Pues bien: la sabiduría que estas palabras encerraban fue por todos comprendida, de modo que por más que el soldado murmurara de nuevo: «¡No quiero casa ni tierra!», nadie le prestó atención esta vez, excepto el viejo comerciante, quien inquirió, lleno de curiosidad:

—¿Qué harías con tanta plata?

A esto el soldado respondió con voz agria:

—¡Tengo una causa!

Pero nadie comprendió lo que quería decir, y tras una pausa, el viejo comerciante dispuso que la plata y las tierras serían divididas y que si él no deseaba participación en esta hermosa casa de la ciudad, podía recibir la vieja casa de barro en los campos, que poco valía en verdad, ya que estaba hecha de la tierra de los campos con sólo el costo de un poco de trabajo. Decretó, además, que los dos hermanos mayores debían guardar cierta suma dispuesta para el matrimonio de Wang el Tercero, como era obligación de los hermanos mayores para con el menor, si el padre había muerto.

Wang el Tercero permaneció sentado en silencio, escuchando todo esto, y cuando por fin se llegó a una decisión y todo fue dividido equitativamente y de acuerdo con la ley, entonces los hijos de Wang Lung dieron una fiesta a los que vinieron a escuchar la división, sin alegrarse no obstante ni vestirse de seda, pues no había pasado aún el tiempo de su luto.
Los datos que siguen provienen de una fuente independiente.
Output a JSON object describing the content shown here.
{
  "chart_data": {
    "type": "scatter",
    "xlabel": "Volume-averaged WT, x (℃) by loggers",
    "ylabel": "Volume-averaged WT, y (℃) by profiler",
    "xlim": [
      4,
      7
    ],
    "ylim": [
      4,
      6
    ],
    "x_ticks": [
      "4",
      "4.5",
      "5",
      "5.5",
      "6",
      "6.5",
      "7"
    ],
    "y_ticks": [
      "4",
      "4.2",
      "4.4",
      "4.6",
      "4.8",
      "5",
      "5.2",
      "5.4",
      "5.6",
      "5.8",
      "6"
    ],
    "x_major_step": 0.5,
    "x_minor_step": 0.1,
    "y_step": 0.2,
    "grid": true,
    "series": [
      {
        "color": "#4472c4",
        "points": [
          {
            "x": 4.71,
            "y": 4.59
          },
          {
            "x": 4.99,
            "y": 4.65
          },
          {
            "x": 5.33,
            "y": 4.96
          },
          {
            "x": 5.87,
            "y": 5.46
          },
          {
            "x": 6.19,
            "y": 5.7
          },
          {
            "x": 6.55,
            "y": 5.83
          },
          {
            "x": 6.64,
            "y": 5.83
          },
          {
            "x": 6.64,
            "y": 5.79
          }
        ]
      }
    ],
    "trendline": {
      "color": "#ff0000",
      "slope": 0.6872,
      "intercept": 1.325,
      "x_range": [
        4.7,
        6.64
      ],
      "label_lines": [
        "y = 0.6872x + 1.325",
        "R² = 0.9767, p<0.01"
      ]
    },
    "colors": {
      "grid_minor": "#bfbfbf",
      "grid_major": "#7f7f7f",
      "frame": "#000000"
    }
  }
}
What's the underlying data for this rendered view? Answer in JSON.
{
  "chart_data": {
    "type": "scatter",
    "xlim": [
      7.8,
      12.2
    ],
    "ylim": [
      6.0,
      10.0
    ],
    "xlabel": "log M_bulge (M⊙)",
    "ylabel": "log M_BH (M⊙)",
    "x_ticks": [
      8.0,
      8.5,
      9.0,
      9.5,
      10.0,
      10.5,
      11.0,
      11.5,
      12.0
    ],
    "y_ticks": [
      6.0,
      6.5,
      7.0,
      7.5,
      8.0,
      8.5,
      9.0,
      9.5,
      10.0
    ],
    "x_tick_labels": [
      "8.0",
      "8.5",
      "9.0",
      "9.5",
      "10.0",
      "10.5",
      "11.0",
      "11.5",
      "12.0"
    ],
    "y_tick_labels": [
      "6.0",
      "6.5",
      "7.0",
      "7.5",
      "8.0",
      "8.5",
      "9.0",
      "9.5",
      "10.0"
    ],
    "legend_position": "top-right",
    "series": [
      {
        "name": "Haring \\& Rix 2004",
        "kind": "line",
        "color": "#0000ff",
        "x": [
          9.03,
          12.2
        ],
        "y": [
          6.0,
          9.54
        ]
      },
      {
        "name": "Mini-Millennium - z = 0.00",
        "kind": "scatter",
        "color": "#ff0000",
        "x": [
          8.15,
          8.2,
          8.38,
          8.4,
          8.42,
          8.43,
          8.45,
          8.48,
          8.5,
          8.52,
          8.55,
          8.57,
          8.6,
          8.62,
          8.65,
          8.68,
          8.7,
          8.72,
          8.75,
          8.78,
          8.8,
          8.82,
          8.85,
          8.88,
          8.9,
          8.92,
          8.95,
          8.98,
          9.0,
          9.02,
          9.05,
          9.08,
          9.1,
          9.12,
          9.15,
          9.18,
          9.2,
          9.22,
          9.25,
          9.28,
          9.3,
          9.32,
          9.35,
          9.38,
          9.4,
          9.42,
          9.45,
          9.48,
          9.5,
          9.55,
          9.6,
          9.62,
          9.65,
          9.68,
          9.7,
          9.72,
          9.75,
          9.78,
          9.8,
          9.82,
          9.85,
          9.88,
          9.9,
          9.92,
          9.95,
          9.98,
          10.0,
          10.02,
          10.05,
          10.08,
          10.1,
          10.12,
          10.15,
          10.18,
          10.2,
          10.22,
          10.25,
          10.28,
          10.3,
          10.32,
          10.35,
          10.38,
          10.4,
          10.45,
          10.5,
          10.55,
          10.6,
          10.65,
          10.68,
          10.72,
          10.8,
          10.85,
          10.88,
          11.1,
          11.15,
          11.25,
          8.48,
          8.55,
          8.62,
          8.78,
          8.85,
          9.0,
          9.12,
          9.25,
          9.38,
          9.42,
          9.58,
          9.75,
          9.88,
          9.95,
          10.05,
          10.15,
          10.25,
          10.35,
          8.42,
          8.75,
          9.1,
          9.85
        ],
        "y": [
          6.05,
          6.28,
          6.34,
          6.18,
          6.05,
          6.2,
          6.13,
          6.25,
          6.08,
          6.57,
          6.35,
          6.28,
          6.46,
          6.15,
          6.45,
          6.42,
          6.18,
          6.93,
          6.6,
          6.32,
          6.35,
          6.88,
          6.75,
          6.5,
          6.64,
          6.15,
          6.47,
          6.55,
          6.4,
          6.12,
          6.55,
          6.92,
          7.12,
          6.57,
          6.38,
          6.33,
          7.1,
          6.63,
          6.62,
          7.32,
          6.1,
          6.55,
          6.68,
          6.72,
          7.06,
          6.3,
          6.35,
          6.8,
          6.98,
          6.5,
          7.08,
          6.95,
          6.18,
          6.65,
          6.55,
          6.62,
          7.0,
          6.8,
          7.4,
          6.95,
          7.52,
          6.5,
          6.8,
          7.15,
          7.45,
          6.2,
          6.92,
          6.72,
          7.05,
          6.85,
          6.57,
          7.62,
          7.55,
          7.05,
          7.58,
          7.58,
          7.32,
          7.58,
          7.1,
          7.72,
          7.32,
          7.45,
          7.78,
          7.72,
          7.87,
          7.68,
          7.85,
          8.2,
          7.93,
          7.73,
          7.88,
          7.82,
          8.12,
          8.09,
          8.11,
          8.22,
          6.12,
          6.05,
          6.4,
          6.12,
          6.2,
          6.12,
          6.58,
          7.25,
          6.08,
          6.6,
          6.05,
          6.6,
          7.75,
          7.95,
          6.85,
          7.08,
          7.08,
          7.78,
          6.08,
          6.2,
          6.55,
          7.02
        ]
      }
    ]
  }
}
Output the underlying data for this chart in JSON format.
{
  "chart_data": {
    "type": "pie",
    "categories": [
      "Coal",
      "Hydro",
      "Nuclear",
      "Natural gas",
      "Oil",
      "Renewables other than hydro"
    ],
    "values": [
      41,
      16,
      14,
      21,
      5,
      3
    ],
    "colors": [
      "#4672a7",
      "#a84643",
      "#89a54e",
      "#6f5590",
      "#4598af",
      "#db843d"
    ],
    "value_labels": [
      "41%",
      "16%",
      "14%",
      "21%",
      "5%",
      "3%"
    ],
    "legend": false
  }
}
Así fueron divididos esos campos en que Wang Lung había visto transcurrir su vida entera, y la tierra perteneció desde ahora a sus hijos y no ya a él, excepto la pequeña porción en que yacía, y esto era todo cuanto poseía. No obstante, desde su pequeño y secreto lugar, la arcilla de su sangre y de sus huesos se derritió y fluyó para mezclarse con las profundidades de la tierra; sus hijos podían hacer cuanto quisiesen con la superficie, pero él yacía en lo más profundo y conservaba aún su porción, y nadie podía quitársela.